After nearly 3,500 grueling miles of two-lane blacktop—from Portland, Maine, to Portland, Oregon—the 2019 Motorcycle Cannonball Endurance Run is over. Out of the dozens of pre-1929 iron—Indians, Harleys, Nortons, even a Ner-a-Car!—that took part in this year's run, one bike stood tall above the rest. That bike was a 1914 Harley-Davidson single run by Dean Bordigioni and Team Vino.
Bordigioni, who owns and operates a winery in California, ran the entire run through all sorts of weather, up and down mountains and across prairies, on a single-cylinder, ten-horsepower bike with a single-speed transmission and a 44 mile-per-hour top speed with a stiff tailwind. I can't even imagine, and neither can my lower back. He was backed up by the rest of Team Vino—brother Tom, Bruce Cooper, Crew Chief Kurt Campbell, and mechanics Robert "Big Swede" Gustavvson and Chrystiano Miranda—who followed along in a big Ram pickup hauling a bike trailer full of tools.
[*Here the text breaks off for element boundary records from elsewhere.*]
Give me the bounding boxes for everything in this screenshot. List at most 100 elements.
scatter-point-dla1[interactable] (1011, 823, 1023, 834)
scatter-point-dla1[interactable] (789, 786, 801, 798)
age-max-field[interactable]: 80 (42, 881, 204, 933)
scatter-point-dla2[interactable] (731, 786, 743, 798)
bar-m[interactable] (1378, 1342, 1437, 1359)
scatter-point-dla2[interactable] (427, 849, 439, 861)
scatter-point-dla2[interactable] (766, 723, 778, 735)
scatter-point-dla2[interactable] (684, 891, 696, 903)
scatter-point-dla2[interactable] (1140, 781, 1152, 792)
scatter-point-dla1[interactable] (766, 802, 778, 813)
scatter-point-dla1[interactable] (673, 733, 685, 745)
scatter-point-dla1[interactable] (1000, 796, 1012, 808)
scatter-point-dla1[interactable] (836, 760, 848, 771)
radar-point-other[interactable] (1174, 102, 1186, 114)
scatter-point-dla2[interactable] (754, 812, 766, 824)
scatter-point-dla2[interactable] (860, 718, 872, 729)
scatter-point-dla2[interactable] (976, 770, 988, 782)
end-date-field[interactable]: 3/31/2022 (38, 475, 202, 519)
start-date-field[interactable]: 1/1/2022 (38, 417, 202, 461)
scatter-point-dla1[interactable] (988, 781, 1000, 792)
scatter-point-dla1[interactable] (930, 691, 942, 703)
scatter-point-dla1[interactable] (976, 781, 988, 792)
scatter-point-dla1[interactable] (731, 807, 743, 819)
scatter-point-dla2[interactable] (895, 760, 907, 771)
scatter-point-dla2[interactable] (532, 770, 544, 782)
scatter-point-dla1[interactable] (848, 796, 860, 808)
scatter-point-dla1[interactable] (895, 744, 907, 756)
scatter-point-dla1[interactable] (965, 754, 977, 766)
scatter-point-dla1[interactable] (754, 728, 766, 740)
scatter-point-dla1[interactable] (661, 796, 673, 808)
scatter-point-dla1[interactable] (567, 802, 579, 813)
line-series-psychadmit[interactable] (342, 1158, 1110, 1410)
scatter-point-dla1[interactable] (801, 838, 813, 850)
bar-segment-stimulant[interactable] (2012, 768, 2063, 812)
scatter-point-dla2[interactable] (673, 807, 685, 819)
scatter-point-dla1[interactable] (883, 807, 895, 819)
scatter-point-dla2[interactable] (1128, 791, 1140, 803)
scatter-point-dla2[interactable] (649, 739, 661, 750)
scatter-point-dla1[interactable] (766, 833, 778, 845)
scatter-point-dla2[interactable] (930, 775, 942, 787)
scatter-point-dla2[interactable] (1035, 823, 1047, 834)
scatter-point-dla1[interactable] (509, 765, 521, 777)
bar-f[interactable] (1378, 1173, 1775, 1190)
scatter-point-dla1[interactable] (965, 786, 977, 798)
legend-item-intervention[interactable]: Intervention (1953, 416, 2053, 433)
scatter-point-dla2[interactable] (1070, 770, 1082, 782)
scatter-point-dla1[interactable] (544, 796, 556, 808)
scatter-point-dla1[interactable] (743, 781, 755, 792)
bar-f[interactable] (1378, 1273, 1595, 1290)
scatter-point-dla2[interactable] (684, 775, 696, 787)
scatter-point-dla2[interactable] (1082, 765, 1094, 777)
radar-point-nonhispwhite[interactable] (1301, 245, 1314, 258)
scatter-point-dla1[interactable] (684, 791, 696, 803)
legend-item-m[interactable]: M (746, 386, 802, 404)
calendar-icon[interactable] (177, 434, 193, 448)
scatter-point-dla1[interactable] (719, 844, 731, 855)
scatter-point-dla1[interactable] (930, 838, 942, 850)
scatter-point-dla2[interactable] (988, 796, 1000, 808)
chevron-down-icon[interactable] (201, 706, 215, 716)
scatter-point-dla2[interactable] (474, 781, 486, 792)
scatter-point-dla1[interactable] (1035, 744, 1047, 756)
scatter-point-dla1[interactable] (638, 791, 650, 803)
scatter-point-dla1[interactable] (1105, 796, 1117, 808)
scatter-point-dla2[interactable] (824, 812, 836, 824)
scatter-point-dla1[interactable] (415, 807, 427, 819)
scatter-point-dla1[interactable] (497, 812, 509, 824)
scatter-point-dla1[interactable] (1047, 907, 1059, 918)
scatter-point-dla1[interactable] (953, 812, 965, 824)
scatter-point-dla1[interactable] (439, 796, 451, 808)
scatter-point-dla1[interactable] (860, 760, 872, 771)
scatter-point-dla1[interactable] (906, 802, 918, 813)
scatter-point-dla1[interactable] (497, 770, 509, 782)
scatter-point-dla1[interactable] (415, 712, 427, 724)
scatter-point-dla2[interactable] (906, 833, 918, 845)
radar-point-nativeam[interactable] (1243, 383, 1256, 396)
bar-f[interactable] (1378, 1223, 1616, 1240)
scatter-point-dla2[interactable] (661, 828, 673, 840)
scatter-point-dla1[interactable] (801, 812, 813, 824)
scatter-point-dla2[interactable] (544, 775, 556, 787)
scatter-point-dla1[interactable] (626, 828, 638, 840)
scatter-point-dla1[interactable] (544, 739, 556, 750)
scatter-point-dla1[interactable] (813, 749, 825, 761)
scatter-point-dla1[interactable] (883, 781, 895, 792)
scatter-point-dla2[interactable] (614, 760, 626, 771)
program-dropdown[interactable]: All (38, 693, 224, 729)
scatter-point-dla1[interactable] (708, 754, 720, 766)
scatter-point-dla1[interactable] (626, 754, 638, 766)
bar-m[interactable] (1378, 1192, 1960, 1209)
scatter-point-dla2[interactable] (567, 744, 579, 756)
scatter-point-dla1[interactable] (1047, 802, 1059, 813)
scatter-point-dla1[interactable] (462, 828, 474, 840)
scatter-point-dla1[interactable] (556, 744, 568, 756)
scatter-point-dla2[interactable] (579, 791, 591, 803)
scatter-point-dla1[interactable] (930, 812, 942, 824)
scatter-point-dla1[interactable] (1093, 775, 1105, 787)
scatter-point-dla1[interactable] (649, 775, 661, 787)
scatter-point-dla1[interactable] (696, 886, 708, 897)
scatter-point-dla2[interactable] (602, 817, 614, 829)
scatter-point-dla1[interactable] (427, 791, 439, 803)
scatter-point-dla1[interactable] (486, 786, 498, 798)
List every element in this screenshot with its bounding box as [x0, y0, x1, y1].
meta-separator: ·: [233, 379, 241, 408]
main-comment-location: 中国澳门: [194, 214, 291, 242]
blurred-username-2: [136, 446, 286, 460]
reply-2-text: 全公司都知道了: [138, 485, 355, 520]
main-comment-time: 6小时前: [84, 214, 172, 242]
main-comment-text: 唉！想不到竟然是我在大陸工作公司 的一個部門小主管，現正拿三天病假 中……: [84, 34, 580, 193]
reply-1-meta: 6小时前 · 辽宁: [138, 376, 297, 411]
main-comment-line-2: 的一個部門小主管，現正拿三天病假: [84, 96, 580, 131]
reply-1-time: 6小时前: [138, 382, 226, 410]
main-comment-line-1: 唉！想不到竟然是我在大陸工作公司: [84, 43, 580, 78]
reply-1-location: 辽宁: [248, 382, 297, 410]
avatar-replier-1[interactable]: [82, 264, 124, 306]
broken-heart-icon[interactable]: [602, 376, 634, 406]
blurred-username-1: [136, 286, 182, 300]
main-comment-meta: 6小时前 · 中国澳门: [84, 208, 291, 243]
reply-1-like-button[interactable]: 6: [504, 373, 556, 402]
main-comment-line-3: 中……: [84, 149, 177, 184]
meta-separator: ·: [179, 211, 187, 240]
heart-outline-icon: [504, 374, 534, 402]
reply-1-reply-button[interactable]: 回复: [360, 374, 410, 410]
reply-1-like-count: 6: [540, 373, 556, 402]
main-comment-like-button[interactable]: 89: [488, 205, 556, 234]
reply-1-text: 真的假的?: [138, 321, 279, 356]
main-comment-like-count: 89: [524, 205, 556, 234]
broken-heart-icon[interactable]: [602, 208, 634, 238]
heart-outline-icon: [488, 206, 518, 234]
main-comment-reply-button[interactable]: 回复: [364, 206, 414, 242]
Every night Team Vino would wrench on the old Harley and drink wine to prepare for the next day's riding. Their persistence paid off, too, as Bordgiondi and the Little Harley that Could rolled across the finish line just outside of Portland.
"We're kind of a band of brothers," Campbell told the Capital Journal. "If something fails, you fix it, on the spot or bring it back and work on it until it's ready, whatever the cost, it's ready by 8 o'clock the next morning. It was 17 states in 17 days, and we got 100 percent of the miles."
There's no cash prize for the Cannonball, you do it for the fun and the challenge, to show off your bike and to say that you did it. Bordigioni did get a nice bronze statue out of it at the after-race banquet, but the real prize is the bragging rights.
So, what's next for Team Vino's stout little Harley?
Campbell told the Journal that the bike will be put on display at Bordigioni's winery. "Retired and put out to stud," he joked. Sounds like the little bike earned it.